A edição de 2026 da Agrishow marca um momento estratégico para a Cummins Brasil, com a estreia no setor de tratores por meio de um projeto desenvolvido em parceria com a XCMG. A iniciativa amplia a atuação da empresa no agronegócio com uma solução desenvolvida no país para o mercado nacional, que integra motorização local e engenharia brasileira aplicada às demandas do campo.
Desenvolvido sobre a plataforma 5E da XCMG, o projeto, ainda conceito, incorpora o cárter estrutural da Cummins integrado ao motor mecânico F4.5, de 80 cv, como parte da arquitetura do equipamento, contribuindo para a robustez e a resistência nas operações.
“Este projeto materializa a atuação da nossa engenharia brasileira no desenvolvimento de soluções alinhadas às demandas do mercado e marca nossa entrada em um segmento estratégico como o de tratores, base da mecanização agrícola no Brasil. Há dois anos, introduzimos o cárter estrutural na plataforma de motores de 4.5 litros e hoje avançamos ao aplicar essa tecnologia em uma nova frente no agronegócio”, afirma Maurício Biadola, diretor de Vendas Off-Highway da Cummins Brasil.
O desenvolvimento do novo trator da XCMG foi conduzido pela engenharia da Cummins no Brasil, em conjunto com o time técnico da montadora. A iniciativa envolveu simulações estruturais e análises virtuais realizadas na sede da Cummins, em Guarulhos (SP), assegurando robustez e a viabilidade técnica da solução.
“A escolha pela Cummins reflete a necessidade de oferecer ao mercado uma solução alinhada à realidade do agronegócio nacional”, afirma Matheus Moreira Ribeiro, gerente de Engenharia da XCMG. “O conjunto formado pelo cárter estrutural e pela motorização mecânica apresenta alta compatibilidade com a plataforma do trator, viabilizando tecnicamente o projeto. Além disso, a mesma base permite diferentes configurações de potência, podendo chegar a 151 cv na versão mecânica e 167 cv na eletrônica, ampliando a flexibilidade da solução”.

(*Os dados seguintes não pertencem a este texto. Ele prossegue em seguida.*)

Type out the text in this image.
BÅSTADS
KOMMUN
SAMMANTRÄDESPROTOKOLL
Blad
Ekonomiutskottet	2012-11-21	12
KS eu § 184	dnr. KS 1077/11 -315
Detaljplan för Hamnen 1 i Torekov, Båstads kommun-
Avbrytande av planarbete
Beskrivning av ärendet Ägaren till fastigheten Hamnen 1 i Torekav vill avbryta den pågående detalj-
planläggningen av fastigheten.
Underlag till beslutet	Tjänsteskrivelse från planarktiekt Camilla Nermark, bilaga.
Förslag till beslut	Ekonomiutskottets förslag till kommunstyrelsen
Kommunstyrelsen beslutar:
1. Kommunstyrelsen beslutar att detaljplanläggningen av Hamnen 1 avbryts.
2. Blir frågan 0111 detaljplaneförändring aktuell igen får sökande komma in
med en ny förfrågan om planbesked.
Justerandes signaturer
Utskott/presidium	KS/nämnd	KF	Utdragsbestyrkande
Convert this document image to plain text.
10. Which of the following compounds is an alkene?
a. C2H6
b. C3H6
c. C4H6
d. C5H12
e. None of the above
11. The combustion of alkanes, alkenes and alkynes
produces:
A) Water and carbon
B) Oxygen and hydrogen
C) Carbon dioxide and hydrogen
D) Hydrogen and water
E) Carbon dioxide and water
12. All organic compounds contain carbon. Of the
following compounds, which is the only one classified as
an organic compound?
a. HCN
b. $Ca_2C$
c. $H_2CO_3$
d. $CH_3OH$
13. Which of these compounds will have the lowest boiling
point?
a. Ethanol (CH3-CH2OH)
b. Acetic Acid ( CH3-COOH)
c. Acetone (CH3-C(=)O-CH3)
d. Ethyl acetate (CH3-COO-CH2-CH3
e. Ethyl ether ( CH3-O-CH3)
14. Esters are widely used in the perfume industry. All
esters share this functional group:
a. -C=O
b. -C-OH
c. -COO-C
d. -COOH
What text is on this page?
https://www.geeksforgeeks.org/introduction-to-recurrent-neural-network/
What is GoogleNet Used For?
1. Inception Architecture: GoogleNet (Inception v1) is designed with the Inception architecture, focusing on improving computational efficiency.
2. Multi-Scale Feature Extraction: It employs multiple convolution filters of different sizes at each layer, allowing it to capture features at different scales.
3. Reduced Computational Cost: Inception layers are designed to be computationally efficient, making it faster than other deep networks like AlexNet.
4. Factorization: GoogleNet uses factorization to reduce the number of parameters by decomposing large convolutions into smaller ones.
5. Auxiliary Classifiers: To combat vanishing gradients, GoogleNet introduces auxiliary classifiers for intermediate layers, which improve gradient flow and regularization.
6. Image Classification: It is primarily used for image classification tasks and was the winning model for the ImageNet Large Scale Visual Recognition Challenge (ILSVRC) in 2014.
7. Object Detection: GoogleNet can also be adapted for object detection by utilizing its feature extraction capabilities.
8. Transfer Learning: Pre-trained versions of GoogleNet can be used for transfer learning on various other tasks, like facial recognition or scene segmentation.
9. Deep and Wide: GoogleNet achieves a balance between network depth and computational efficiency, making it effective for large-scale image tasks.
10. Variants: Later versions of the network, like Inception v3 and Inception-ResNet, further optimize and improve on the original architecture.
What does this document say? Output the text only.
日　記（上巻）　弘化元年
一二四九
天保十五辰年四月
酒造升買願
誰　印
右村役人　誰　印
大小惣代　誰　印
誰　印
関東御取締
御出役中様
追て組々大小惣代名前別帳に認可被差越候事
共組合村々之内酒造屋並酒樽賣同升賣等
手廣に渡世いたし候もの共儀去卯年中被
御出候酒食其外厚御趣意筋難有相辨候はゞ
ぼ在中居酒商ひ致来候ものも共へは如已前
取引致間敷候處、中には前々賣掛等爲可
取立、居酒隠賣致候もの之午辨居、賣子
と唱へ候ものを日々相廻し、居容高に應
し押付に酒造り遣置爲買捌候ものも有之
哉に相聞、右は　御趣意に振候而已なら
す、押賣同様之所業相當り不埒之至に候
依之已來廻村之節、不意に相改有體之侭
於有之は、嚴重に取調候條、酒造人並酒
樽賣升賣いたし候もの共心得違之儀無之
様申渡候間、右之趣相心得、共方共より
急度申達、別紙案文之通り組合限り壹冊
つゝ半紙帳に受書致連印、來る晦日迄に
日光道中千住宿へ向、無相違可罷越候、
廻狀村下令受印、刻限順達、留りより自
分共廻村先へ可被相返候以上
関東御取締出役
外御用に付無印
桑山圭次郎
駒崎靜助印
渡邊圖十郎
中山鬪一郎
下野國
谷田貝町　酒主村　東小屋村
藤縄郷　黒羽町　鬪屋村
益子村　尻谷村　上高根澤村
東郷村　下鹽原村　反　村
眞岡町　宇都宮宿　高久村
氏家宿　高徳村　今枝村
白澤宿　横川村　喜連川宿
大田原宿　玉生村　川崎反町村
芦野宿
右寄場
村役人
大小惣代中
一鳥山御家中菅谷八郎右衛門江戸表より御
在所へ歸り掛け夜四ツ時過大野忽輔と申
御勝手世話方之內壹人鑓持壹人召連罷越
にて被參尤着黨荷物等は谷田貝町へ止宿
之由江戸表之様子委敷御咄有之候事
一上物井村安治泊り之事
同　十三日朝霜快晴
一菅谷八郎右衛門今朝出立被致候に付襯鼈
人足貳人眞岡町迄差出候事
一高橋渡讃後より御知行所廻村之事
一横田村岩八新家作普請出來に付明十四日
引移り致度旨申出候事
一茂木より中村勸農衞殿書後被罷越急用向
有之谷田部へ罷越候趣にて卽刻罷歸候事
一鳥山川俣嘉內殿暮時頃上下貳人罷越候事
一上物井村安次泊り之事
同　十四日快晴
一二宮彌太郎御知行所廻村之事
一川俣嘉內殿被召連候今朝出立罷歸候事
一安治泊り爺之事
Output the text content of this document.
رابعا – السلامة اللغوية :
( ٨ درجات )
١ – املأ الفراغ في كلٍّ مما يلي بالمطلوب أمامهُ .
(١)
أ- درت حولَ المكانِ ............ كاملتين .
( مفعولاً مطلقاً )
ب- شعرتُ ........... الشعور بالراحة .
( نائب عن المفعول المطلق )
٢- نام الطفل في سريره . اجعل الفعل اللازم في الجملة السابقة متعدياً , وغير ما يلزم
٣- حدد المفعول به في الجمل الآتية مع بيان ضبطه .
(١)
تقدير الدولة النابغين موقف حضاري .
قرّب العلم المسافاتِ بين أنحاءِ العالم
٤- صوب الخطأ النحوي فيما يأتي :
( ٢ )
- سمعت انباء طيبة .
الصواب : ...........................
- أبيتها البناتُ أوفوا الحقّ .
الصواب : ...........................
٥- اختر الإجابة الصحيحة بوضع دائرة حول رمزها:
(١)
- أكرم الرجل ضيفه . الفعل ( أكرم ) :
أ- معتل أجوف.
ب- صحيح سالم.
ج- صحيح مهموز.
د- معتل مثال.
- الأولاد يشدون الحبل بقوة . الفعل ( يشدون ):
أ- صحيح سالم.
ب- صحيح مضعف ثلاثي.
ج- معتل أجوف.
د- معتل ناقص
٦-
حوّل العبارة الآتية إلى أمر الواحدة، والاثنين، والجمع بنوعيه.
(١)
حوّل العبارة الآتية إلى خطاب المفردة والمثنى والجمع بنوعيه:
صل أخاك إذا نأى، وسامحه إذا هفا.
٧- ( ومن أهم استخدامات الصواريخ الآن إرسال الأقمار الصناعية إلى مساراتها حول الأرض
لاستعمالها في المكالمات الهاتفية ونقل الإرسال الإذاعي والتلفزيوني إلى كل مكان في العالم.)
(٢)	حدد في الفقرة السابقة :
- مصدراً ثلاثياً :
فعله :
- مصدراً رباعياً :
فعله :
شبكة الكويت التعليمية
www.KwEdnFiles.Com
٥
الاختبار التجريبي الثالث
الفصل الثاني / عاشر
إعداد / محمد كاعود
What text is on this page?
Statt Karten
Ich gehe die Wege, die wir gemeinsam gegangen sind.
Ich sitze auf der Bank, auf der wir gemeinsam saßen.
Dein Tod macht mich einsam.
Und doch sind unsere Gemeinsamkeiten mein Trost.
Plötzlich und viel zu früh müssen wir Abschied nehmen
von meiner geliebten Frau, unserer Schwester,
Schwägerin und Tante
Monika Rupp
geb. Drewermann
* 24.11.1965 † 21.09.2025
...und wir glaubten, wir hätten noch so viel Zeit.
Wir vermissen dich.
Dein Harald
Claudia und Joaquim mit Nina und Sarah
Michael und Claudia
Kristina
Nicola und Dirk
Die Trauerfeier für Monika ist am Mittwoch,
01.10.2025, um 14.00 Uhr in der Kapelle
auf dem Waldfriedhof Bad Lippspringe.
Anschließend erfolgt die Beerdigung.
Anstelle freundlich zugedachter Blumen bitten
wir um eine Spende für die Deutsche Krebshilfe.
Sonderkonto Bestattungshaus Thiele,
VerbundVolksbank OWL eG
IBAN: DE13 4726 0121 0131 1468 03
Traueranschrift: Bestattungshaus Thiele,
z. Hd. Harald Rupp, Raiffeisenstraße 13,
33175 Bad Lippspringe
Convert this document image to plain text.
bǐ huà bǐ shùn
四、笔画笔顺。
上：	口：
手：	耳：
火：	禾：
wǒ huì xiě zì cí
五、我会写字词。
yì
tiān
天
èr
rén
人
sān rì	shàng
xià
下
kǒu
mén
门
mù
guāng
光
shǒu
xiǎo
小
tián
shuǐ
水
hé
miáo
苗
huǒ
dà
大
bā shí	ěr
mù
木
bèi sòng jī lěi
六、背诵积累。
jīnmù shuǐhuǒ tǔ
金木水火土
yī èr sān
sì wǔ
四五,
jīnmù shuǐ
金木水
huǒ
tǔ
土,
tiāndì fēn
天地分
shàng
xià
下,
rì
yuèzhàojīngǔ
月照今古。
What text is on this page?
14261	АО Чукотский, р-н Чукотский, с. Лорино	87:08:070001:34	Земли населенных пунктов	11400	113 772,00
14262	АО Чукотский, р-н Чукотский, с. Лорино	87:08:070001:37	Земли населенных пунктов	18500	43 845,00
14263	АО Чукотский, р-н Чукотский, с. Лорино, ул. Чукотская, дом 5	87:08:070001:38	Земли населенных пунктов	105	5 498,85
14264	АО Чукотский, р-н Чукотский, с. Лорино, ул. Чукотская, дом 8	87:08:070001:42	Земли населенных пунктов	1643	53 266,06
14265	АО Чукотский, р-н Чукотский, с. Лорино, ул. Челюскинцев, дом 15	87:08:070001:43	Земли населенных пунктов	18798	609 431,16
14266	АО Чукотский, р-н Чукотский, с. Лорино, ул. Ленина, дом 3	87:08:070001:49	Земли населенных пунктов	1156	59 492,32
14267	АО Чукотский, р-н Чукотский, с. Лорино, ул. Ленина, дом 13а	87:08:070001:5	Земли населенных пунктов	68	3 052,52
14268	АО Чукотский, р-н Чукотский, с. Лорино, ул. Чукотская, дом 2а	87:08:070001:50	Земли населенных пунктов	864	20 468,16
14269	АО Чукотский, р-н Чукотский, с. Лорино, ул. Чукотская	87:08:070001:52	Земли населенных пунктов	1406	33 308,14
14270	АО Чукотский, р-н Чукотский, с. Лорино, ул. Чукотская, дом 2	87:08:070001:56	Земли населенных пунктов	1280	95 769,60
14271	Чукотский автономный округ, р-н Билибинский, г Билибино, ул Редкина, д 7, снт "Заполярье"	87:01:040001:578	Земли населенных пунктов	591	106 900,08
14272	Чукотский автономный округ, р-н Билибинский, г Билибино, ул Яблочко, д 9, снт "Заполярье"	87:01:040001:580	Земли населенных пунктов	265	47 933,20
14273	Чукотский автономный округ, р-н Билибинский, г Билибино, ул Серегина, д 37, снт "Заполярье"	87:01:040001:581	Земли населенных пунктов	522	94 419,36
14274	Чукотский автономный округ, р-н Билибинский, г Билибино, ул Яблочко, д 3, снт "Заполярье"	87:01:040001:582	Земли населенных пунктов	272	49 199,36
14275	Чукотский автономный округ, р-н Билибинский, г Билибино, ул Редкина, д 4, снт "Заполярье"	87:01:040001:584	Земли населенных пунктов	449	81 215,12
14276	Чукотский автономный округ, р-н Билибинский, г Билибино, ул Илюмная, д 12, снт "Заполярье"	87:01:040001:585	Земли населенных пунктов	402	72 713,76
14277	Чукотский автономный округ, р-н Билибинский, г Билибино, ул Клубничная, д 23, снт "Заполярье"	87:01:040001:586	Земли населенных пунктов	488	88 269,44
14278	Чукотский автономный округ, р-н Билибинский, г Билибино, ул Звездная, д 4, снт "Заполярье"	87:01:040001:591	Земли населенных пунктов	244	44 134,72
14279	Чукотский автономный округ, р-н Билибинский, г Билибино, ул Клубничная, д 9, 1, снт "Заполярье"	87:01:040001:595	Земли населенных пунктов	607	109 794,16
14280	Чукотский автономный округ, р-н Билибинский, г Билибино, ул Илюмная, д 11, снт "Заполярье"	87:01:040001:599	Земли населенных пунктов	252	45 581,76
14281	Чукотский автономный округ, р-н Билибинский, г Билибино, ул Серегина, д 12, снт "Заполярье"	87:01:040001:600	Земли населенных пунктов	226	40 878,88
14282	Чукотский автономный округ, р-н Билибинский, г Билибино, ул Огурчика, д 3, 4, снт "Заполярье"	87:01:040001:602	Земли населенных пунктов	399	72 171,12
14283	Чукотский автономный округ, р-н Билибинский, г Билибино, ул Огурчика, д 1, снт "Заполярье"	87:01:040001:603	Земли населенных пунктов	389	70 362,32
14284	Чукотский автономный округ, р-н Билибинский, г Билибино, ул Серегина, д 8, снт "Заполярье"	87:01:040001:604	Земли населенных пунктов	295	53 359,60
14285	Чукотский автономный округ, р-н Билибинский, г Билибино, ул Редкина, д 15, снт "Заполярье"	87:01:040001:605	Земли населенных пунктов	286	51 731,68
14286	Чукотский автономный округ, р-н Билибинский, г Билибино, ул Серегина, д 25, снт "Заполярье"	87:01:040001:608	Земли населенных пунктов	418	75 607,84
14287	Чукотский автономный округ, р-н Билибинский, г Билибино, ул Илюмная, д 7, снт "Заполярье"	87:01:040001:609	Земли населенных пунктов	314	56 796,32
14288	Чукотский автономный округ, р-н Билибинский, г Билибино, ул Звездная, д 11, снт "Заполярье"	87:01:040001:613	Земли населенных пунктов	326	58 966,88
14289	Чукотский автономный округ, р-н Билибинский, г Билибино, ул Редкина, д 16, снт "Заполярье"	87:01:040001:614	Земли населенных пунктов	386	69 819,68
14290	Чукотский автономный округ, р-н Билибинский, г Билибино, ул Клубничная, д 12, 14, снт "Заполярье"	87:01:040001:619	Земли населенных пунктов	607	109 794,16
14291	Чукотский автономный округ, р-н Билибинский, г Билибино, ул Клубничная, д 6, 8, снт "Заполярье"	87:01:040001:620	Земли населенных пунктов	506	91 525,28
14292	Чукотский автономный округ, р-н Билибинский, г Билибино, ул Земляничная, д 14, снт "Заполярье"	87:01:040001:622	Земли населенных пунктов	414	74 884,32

A opção pelo motor mecânico reflete uma demanda clara do campo por soluções mais robustas e de fácil manutenção. “Com menor dependência de sistemas eletrônicos, esses motores permitem diagnósticos mais ágeis e intervenções realizadas diretamente na operação, sem necessidade de equipamentos especializados. Na prática, isso se traduz em menor custo de manutenção, maior autonomia para o produtor e mais tempo de máquina disponível no campo”, reforça Ribeiro.
A configuração do projeto também responde a uma demanda relevante do mercado nacional, na faixa de 80 cv, uma das mais representativas do segmento. Vale reforçar que o uso da motorização nacional amplia o potencial de enquadramento do equipamento em linhas de financiamento como o FINAME, viabilizando o acesso a programas governamentais voltados à aquisição de máquinas agrícolas, como o Mais Alimentos, especialmente direcionados à agricultura familiar e aos pequenos produtores.
“Nosso objetivo é oferecer ao cliente uma solução que combina acesso facilitado a financiamento, suporte técnico estruturado e maior disponibilidade do equipamento em operação, com agilidade na reposição de peças e manutenção simplificada”, afirma Juliano Cesar Moreira, analista de Produto da XCMG.
Apresentado na Agrishow como uma máquina conceito, o projeto seguirá para a próxima fase de desenvolvimento, que inclui testes em campo e validação de desempenho em condições reais de operação. A iniciativa abre caminho para futuras aplicações da Cummins no segmento, acompanhando a evolução tecnológica do agronegócio brasileiro.
Início da produção nacional do motor QSF 2.8
Um dos principais destaques da Cummins na Agrishow 2026 é o anúncio do início da produção nacional do motor QSF 2.8, que marca a entrada da Cummins em uma nova faixa de potência no Brasil e amplia sua atuação no segmento de equipamentos agrícolas compactos.
Com potência entre 49 e 74 hp e torque de até 300 Nm, o motor combina alta densidade de potência, dimensões reduzidas e eficiência operacional, atendendo aplicações que exigem robustez e flexibilidade em projetos mais compactos.
O motor estreia no mercado brasileiro com arquitetura de emissões adaptável aos diferentes níveis regulatórios.
Nas aplicações MAR I, opera sem sistemas de pós-tratamento, priorizando simplicidade e robustez. Já preparado para futuros regulamentos, como MAR II ou equivalentes ao Tier 4 Final, pode incorporar soluções como EGR e DOC para redução de emissões, sem a necessidade de sistemas mais complexos, como o uso de Arla 32, nessa configuração.
A produção em Guarulhos (SP) reforça a base industrial da Cummins no País e amplia a integração entre engenharia, manufatura e fabricantes, com desenvolvimento de calibrações específicas para as condições reais de operação no campo.